What else is running on my EC2 instance?…

Aside

At Thinkear we use a lot of Amazon Webservices. We use Elastic Compute Cloud (EC2) to host our Apache Tomcat server running Java 6. We recently had some major performance issues with our service, which lead us to analyze our EC2 hosts and figure out what was running on it.

At peak hours our servers handle ~35K requests/second and we have a 100 ms SLA to maintain with our partners. In this type of environment performance is the top priority and we were surprised by some of the things we found running on our EC2 instances. I thought I would share what we found. Some of it was surprising.  Some of it was documented after you knew what to look for – but I find the Amazon docs hard to navigate. Throughout our interactions with Amazon support, we found that not all representatives were aware of some of these points below.

For an AMI we have the Amazon Linux  X86 64-bit (ami-e8249881) running a Tomcat 7 Linux Configuration.

1. Apache runs as a proxy.

Our load balancer (AWS Elastic Load Balancing), directs port 80 traffic to port 80 on the hosts. Then Apache runs a proxy that forwards requests from port 80 to port 8080 (default Tomcat port).

Config files are located in /etc/httpd/conf.d and /etc/httpd/conf. We had to tweak settings in /etc/httpd/conf/httpd.conf based on our use case. These settings were the root cause of our issues. We had never looked into them because everything seemed to work.

We tried by-passing Apache because we didn’t need the features it brings. Unfortunately, we had issues with our servers on deployment when we by-passed apache. We haven’t found the root cause of this as of yet.

2. Logrotate Elastic Beanstalk Log Files

elasticbeanstalk.conf in /etc/httpd/conf.d/ defines the ErrorLog and AccessLog properties for Apache. These files are then rotated out by /etc/cron.hourly/logrotate-elasticbeanstalk-httpd. The problem was that we didn’t know these log files existed and we felt the settings were too aggressive for us.

These are our current settings: https://gist.github.com/KamilMroczek/7296477. We changed the size parameter to be 50 MB and to only keep 1 rotated file. Smaller files take less time to compress. We didn’t need all those extra copies.

3. Logrotate Tomcat Log Files

logrotate-elasticbeanstalk in /etc/cron.hourly defines rotating catalina.out and localhost_access_log.txt out of the Tomcat logs directory! As nice as it is for them to do that, we had no idea. It didn’t have a large impact on us, since we handled the rotating of our log files ourselves already at shorter intervals. We ended up removing this unnecessary step anyway.

Original Log rotate script: https://gist.github.com/KamilMroczek/7296539

4. Publishing logs to S3

We noticed that we had CPU spikes at 20 minute intervals on our hosts at 10, 30 and 50 minutes passed the hour. We couldn’t explain these. When we looked at our CPU usage through top we found the culprit.

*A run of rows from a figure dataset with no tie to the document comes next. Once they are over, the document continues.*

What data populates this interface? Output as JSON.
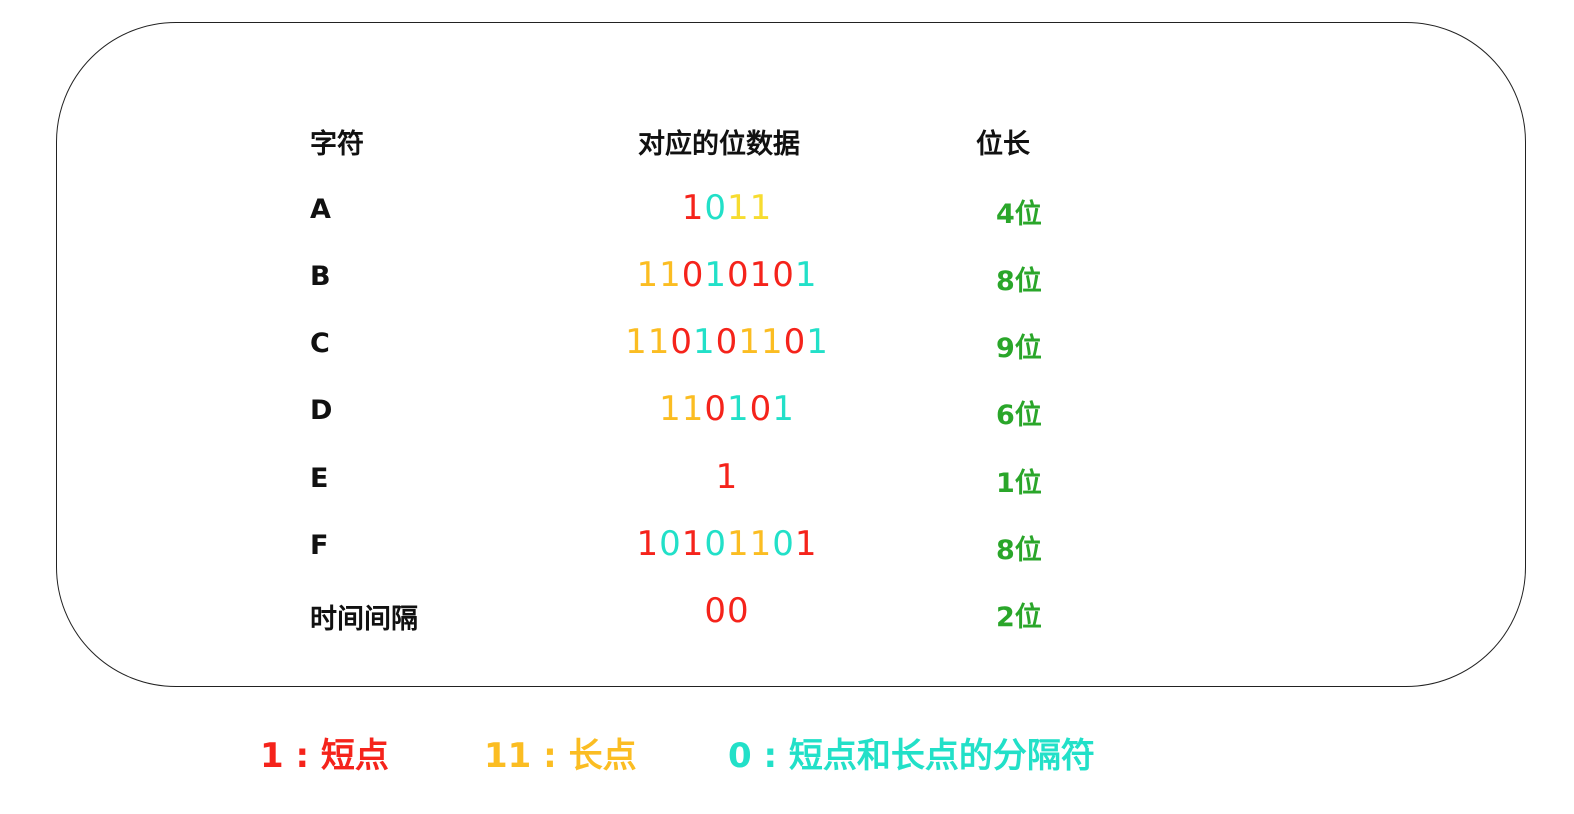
{
  "colors": {
    "short": "#f5231b",
    "long": "#fbbd22",
    "separator": "#22e0c8",
    "yellow": "#f7dc30",
    "length": "#2aa62a"
  },
  "headers": [
    "字符",
    "对应的位数据",
    "位长"
  ],
  "rows": [
    {
      "char": "A",
      "bits": [
        [
          "1",
          "short"
        ],
        [
          "0",
          "separator"
        ],
        [
          "1",
          "yellow"
        ],
        [
          "1",
          "yellow"
        ]
      ],
      "length": "4位"
    },
    {
      "char": "B",
      "bits": [
        [
          "1",
          "long"
        ],
        [
          "1",
          "long"
        ],
        [
          "0",
          "short"
        ],
        [
          "1",
          "separator"
        ],
        [
          "0",
          "short"
        ],
        [
          "1",
          "short"
        ],
        [
          "0",
          "short"
        ],
        [
          "1",
          "separator"
        ]
      ],
      "length": "8位"
    },
    {
      "char": "C",
      "bits": [
        [
          "1",
          "long"
        ],
        [
          "1",
          "long"
        ],
        [
          "0",
          "short"
        ],
        [
          "1",
          "separator"
        ],
        [
          "0",
          "short"
        ],
        [
          "1",
          "long"
        ],
        [
          "1",
          "long"
        ],
        [
          "0",
          "short"
        ],
        [
          "1",
          "separator"
        ]
      ],
      "length": "9位"
    },
    {
      "char": "D",
      "bits": [
        [
          "1",
          "long"
        ],
        [
          "1",
          "long"
        ],
        [
          "0",
          "short"
        ],
        [
          "1",
          "separator"
        ],
        [
          "0",
          "short"
        ],
        [
          "1",
          "separator"
        ]
      ],
      "length": "6位"
    },
    {
      "char": "E",
      "bits": [
        [
          "1",
          "short"
        ]
      ],
      "length": "1位"
    },
    {
      "char": "F",
      "bits": [
        [
          "1",
          "short"
        ],
        [
          "0",
          "separator"
        ],
        [
          "1",
          "short"
        ],
        [
          "0",
          "separator"
        ],
        [
          "1",
          "long"
        ],
        [
          "1",
          "long"
        ],
        [
          "0",
          "separator"
        ],
        [
          "1",
          "short"
        ]
      ],
      "length": "8位"
    },
    {
      "char": "时间间隔",
      "bits": [
        [
          "0",
          "short"
        ],
        [
          "0",
          "short"
        ]
      ],
      "length": "2位"
    }
  ],
  "legend": [
    {
      "text": "1 : 短点",
      "color": "short"
    },
    {
      "text": "11 : 长点",
      "color": "long"
    },
    {
      "text": "0 : 短点和长点的分隔符",
      "color": "separator"
    }
  ]
}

/etc/cron.d/publish_logs is a python script that publishes:

  • /var/log/httpd/*.gz (#2 above)
  • /var/log/tomcat7/*.gz (#3 above)

I originally thought that we were uploading the same files a ton since the logrotate only rotated every hour and kept the last 9 copies, but the publishing happened 3 times an hour. But we found out that the code has de-duplicating logic.

We removed this cron task because we didn’t need the data uploaded. We already uploaded our tomcat logs separately and the beanstalk logs were of no use to us at the time. Nor have we ever used them to troubleshoot issues.

5. Amazon Host Configuration

The entire configuration for your environment can be found through Amazon Cloud Formation. There is a describe-stacks (or cfn-describe-stacks depending on the CLI version) call that allows you to pull the entire configuration for an environment. We are in the process of auditing ours. More complete instructions are here:

http://docs.aws.amazon.com/AWSCloudFormation/latest/UserGuide/using-cfn-describing-stacks.html

As will all tough problems, after troubleshooting them you inevitably get a deeper understanding of your system and its architecture. When you own and provision your own servers you understand everything on them because you are responsible for creating the template. When you use a hosted solution such as Amazon Webservices, you can run into the problem of not knowing everything about your image. But we learned that you need to take the time to understand what you are getting.